Throughout the 150 years of its existence, the Club has remained firmly committed to a service function. The contribution in which our members take perhaps the greatest satisfaction is the work of the Schools Committee. This dedicated committee interviews all applicants to Harvard Radcliffe from this area and promotes communication between the Admissions Office and Philadelphia area schools. Other significant activities of the Club include: a series of luncheon programs with outstanding speakers, appropriate festivities before the Penn and Princeton games, sponsorship of undergraduate groups when they come to Philadelphia, receptions for newly-admitted students and/or applicants, and the Annual Dinner.

The Harvard Club of Philadelphia Scholarship Fund, an endowed fund established in the early 1900's and managed by the University, is supplemented by annual contributions from members. Income from these sources enables the University to provide scholarship support to undergraduates from the Philadelphia area.

The Radcliffe Club of Philadelphia was founded in 1905 with three chartered purposes: to raise funds for scholarships, to assist alumnae in maintaining contact with college activities and developments, and to provide regular meetings to foster friendships among alumnae. To these ends, the Club held scholarship benefits, supported an active Schools Committee, and provided programs on a wide variety of intellectual, social, and cultural topics.

In 1987, the Harvard and Radcliffe Clubs merged to from the Harvard-Radcliffe Club of Philadelphia. In the intervening decade, the two Clubs' schools, scholarship and programs functions were combined and the unified Club was fortunate to enjoy excellent leadership by both Harvard and Radcliffe graduates.

On October 1, 1999, Radcliffe College and Harvard University officially merged with Radcliffe College evolving into the Radcliffe Institute for Advanced Study at Harvard.
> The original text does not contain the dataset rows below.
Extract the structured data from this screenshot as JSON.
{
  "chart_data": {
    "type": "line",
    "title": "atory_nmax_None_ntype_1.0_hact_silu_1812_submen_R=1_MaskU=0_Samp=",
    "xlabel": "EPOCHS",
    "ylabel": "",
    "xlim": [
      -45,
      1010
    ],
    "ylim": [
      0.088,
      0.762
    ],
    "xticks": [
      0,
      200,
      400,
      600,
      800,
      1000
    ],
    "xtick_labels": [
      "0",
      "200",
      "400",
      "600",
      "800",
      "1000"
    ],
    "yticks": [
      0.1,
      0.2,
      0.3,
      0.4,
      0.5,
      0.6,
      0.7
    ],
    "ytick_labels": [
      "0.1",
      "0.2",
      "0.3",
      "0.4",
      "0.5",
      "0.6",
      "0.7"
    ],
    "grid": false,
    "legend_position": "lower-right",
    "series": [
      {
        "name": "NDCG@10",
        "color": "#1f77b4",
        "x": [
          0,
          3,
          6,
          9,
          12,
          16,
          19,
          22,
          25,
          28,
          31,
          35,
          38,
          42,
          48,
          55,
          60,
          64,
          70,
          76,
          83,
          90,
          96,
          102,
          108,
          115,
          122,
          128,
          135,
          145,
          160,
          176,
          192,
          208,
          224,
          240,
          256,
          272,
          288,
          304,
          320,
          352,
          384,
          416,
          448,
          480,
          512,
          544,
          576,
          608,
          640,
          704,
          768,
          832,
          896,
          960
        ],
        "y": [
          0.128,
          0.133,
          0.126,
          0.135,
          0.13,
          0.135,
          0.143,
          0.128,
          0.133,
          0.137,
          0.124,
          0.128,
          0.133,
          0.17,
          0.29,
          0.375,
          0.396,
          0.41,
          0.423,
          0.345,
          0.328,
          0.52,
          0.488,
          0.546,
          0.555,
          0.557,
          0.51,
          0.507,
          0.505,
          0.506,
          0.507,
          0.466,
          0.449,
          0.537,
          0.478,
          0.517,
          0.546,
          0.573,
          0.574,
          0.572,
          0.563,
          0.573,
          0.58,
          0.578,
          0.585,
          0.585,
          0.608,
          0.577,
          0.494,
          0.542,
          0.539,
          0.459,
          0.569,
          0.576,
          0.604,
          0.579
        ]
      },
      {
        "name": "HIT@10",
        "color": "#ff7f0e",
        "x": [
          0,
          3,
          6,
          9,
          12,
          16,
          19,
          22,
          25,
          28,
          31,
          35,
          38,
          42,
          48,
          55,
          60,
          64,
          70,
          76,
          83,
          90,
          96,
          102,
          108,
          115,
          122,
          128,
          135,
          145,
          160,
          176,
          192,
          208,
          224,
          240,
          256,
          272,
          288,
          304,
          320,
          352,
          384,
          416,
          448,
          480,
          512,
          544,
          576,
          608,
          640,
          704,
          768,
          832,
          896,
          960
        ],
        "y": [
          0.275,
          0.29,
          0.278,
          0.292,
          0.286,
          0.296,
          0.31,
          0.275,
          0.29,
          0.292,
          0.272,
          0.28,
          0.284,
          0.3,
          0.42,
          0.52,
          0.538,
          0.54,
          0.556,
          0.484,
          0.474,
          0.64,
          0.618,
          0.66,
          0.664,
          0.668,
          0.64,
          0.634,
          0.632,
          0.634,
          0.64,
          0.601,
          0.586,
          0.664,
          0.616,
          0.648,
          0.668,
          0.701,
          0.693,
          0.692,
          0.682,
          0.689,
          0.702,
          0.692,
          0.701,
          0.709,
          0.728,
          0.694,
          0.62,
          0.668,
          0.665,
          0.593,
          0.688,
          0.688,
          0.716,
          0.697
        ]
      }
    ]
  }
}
In 2017, the Club reassumed the name "Harvard Club of Philadelphia" to reflect the merger of the two instiutions and clarify the its role as the club for all alumni of the University.

The dates in the club's logo recognize three milestones in the club's history - the initial founding of the Harvard Club of Philadelphia in 1864, the formation of the Radcliffe Club of Philadelphia, and the merger of the the two clubs in 1987.

Club Awards:

Nancy Beth Sheerr Service Award:

In 2023, we lost a beloved member of our alumni community here in Philadelphia when Nancy Beth Sheerr passed away far too soon. 

A Radcliffe class of 1971 graduate and past president of our club, Nancy Beth served on various educational boards, ultimately chairing the boards of trustees at two of her beloved alma maters – Radcliffe College and The Baldwin School.  As the last Chair of Radcliffe College, she was instrumental in the merger of Harvard and Radcliffe in 1999 and the formation of the Radcliffe Institute for Advanced Study, where she sat on the Dean’s Advisory Council until her death. Her dedication to Harvard was recognized by her receipt of the Harvard Medal in 2021, given to those who have demonstrated extraordinary service to the University and the Harvard Alumni Association Award in 2010, which recognizes outstanding service to the University through alumni activities.

Nancy Beth Sheerr was fond of saying of herself, she wasn’t someone who had the money to rename a dorm or endow a chair, but her contributions were her time, her talent and her energy, and in doing that she was unsurpassed.  And so when someone special like that is lost, we felt it appropriate to honor them and continue to pass the torch forward and recognize a member of the community who has embodied so many of the same ideals that Nancy Beth did.